Le camp, lieu d'exécutions

Réseau Alliance et GMA-Vosges

Le 1er septembre 1944, 106 résistants du réseau Alliance et 36 résistants du Groupe mobile Alsace-Vosges étaient conduits au camp de concentration de Natzweiler-Struthof pour y être sauvagement assassinés.

Reportage de France 3 Alsace sur la cérémonie d'hommage organisée le 31 août 2014

Histoire de la résistance et de la déportation dans la vallée du Rabodeau: Résistance et déportation

 

 

 

Les femmes du SOE

Le 6 juillet 1944, quatre femmes britanniques et françaises, agents de laison du Special Operations Exucutive ( SOE ) parachutés en France, ont été exécutés par injection.

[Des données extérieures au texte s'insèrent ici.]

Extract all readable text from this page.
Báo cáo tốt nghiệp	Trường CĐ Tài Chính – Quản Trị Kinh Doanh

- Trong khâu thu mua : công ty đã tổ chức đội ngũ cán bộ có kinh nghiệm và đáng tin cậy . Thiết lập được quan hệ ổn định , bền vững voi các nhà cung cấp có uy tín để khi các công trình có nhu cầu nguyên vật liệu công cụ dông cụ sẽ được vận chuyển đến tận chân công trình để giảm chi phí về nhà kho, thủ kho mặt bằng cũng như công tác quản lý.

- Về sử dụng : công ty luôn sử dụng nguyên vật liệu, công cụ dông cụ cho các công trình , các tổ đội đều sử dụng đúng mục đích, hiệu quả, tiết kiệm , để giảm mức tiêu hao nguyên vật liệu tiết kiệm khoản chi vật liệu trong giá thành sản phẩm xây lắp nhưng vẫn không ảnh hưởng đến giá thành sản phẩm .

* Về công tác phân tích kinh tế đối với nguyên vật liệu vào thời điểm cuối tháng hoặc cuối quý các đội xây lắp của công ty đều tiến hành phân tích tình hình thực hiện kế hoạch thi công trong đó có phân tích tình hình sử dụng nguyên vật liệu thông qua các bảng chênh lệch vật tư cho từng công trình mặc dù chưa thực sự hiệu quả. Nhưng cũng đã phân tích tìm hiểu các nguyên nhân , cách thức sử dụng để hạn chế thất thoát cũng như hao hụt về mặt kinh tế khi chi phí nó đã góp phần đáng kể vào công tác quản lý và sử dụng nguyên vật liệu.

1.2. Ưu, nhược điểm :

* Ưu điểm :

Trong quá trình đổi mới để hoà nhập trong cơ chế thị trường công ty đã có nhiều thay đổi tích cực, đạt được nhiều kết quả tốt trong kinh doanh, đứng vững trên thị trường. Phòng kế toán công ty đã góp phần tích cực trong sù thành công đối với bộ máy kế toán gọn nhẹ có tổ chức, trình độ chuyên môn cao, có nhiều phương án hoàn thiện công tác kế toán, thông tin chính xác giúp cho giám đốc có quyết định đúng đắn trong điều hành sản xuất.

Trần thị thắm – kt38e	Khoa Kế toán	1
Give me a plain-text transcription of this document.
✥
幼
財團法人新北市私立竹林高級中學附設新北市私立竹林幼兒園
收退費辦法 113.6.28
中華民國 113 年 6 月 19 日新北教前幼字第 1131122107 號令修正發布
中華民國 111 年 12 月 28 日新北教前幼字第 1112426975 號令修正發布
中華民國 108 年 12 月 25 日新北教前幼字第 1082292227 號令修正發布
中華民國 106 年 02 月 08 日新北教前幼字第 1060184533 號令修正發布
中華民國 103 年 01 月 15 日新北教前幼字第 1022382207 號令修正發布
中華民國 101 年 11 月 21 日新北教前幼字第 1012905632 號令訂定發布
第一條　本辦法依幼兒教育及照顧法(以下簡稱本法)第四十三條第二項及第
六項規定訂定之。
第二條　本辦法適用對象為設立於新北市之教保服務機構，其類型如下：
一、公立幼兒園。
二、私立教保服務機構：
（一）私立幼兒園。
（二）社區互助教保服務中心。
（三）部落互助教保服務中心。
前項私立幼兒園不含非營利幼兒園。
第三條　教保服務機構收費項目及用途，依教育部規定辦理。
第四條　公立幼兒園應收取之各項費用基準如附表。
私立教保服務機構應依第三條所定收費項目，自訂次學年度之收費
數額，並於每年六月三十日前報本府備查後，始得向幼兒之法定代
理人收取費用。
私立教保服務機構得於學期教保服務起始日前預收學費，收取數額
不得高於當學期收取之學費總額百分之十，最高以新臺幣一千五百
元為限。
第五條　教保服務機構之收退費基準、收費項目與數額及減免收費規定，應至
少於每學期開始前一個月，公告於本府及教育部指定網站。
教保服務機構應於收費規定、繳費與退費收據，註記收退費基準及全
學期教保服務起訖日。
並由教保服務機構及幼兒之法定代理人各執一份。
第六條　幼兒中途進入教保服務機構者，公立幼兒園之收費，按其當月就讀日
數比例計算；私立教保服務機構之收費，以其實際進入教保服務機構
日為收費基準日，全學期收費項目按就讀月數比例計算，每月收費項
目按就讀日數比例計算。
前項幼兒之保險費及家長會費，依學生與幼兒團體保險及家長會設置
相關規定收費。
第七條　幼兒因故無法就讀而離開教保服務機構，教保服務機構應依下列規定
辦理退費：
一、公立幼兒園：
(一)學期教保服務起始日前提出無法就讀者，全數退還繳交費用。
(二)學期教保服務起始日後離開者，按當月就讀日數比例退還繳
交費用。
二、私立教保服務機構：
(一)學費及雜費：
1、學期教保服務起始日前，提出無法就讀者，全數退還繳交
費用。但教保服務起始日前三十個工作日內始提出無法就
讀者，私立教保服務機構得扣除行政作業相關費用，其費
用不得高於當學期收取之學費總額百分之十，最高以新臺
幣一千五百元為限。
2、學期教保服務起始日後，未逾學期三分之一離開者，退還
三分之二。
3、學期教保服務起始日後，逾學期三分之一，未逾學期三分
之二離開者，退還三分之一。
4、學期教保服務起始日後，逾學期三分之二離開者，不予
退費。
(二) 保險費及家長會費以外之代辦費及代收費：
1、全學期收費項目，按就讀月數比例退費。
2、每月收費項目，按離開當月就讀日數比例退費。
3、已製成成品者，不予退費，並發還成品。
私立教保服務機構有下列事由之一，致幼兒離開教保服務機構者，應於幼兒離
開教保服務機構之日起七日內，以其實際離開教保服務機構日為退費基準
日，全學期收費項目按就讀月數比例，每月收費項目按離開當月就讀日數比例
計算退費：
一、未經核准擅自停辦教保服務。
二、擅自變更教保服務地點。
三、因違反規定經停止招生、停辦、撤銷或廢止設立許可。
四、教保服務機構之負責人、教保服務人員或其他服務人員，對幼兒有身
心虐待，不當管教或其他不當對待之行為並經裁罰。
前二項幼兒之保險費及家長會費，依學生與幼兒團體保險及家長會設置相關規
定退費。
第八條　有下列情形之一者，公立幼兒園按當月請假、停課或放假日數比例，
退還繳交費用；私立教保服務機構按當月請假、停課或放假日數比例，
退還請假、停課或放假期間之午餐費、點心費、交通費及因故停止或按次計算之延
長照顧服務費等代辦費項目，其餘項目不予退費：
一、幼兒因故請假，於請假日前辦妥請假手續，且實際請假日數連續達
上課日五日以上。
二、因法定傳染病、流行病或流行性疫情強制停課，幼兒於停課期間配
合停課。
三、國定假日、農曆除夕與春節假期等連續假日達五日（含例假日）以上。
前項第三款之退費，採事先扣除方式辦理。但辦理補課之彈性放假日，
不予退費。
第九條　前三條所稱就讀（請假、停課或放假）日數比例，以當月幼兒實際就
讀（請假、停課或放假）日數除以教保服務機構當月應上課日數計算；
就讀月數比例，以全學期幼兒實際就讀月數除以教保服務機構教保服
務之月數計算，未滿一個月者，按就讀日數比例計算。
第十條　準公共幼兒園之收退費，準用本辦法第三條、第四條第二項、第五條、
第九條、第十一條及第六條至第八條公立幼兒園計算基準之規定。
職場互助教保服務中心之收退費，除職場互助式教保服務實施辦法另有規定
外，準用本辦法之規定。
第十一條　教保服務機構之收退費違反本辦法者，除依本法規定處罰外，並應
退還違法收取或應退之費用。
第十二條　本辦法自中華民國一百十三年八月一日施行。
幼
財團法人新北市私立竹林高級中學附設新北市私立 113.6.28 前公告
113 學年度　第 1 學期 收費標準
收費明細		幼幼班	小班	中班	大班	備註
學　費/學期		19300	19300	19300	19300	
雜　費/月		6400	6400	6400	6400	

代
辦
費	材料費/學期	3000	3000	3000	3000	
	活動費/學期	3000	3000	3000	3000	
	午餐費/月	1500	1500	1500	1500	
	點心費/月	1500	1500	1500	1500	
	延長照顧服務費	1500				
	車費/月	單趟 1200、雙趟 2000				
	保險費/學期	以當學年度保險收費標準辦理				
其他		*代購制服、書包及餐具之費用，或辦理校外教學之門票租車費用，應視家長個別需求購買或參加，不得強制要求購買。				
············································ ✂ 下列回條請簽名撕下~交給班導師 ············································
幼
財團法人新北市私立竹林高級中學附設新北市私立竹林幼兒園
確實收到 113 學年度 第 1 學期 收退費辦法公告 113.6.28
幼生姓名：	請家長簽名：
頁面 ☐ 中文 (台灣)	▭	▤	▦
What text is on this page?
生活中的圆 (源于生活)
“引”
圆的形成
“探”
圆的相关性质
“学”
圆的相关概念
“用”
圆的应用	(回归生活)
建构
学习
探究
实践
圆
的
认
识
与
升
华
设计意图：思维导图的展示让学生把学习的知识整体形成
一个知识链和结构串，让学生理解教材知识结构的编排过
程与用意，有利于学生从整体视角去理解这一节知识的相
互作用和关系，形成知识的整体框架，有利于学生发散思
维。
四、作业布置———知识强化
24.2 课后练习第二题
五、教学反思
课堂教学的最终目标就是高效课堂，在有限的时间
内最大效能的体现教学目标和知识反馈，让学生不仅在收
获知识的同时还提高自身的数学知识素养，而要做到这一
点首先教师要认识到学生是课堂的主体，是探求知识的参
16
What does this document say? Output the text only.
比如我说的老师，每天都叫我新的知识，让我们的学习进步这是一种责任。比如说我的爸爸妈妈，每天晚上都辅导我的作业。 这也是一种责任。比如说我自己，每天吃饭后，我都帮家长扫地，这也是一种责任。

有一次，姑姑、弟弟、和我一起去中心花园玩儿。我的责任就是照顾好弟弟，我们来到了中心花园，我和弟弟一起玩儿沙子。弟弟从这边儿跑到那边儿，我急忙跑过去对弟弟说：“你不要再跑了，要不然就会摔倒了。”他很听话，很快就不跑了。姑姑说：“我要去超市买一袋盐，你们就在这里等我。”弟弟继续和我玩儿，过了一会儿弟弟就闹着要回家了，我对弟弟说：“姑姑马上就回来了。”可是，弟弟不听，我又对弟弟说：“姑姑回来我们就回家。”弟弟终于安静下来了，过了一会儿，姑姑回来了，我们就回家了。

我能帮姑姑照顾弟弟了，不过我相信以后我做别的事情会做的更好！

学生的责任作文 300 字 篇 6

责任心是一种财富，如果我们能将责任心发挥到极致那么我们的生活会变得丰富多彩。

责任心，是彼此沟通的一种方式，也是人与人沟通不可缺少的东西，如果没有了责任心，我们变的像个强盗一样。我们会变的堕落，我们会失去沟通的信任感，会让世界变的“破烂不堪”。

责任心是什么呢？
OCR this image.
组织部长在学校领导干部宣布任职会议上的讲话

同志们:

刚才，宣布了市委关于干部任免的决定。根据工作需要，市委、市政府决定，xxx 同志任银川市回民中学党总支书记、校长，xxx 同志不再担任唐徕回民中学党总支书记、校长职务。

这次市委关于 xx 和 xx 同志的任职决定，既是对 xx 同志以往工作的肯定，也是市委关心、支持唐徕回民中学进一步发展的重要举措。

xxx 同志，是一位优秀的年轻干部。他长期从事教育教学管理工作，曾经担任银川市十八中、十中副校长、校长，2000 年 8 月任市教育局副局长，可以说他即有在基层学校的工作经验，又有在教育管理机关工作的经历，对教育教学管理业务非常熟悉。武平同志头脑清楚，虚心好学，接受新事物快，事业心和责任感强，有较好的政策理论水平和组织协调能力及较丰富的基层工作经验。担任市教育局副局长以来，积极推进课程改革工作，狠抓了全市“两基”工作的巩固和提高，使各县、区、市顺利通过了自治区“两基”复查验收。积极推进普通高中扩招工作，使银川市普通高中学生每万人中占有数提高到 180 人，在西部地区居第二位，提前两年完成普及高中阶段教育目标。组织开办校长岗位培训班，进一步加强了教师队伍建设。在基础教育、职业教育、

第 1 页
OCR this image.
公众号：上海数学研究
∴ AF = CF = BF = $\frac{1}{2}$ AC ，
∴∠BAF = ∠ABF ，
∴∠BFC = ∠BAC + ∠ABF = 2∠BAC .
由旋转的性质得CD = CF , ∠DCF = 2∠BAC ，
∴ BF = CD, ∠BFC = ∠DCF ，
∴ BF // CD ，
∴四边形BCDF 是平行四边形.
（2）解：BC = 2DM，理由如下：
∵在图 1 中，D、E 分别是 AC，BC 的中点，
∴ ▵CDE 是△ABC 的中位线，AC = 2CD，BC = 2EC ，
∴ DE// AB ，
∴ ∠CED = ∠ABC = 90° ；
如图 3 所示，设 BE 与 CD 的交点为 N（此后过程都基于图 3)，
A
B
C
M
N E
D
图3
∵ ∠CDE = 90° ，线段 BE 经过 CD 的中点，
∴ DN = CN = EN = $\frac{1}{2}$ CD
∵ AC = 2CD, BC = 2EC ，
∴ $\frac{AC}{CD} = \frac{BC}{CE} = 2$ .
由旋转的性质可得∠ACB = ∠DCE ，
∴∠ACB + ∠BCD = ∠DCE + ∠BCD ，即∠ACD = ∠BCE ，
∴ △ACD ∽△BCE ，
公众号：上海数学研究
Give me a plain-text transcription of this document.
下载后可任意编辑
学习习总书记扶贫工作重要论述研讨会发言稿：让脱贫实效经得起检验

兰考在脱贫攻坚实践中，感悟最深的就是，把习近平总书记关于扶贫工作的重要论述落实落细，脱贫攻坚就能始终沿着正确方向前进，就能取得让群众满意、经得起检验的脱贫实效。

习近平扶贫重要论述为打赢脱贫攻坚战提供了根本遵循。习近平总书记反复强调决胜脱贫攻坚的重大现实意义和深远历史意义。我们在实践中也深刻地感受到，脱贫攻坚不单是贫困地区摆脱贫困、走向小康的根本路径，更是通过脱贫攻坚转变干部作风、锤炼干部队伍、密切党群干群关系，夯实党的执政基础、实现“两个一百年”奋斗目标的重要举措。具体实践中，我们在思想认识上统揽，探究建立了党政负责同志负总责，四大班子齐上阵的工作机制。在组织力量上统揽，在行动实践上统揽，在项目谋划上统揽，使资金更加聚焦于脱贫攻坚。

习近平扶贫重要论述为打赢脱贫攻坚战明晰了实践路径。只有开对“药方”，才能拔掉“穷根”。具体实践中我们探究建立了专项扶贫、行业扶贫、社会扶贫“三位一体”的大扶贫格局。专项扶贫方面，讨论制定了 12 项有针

Andrée BORREL et Sonia OLSCHANEZKY étaient françaises, Vera LEIGH et Diana ROWDEN, britanniques. Arrêtées au cours des années 1942-1943, incarcérées en prison en France et en Allemagne, elles ont été amenées au camp de Natzweiler-Struthof pour y être exécutées en juillet 1944.

Les jeunes de Ballersdorf

La Gestapo de Strasbourg utilisait aussi le camp comme lieu d'exécution. Ainsi, en 1943, treize jeunes gens originaires de Ballersdorf dans le Haut-Rhin furent fusillés à la carrière pour avoir refusé leur incorporation dans la Wehrmacht et tenté de quitter la zone annexée.

Les autres exécutions

On estime, sans pouvoir avoir de certitude, qu'environ 400 personnes ont été exécutées dans le camp ou ses abords, alors qu'elles n'étaient pas déportées du KL.

Ainsi, le sergent Habgood, aviateur anglais, a été exécutés dans la baraque crématoire après le crash de son avion près d'Otrott. La découverte de la gourmette en argent dans la fosse aux cendres du camp en août 2018 confirme que son corps a été brûlé dans le four crématoire après son exécution.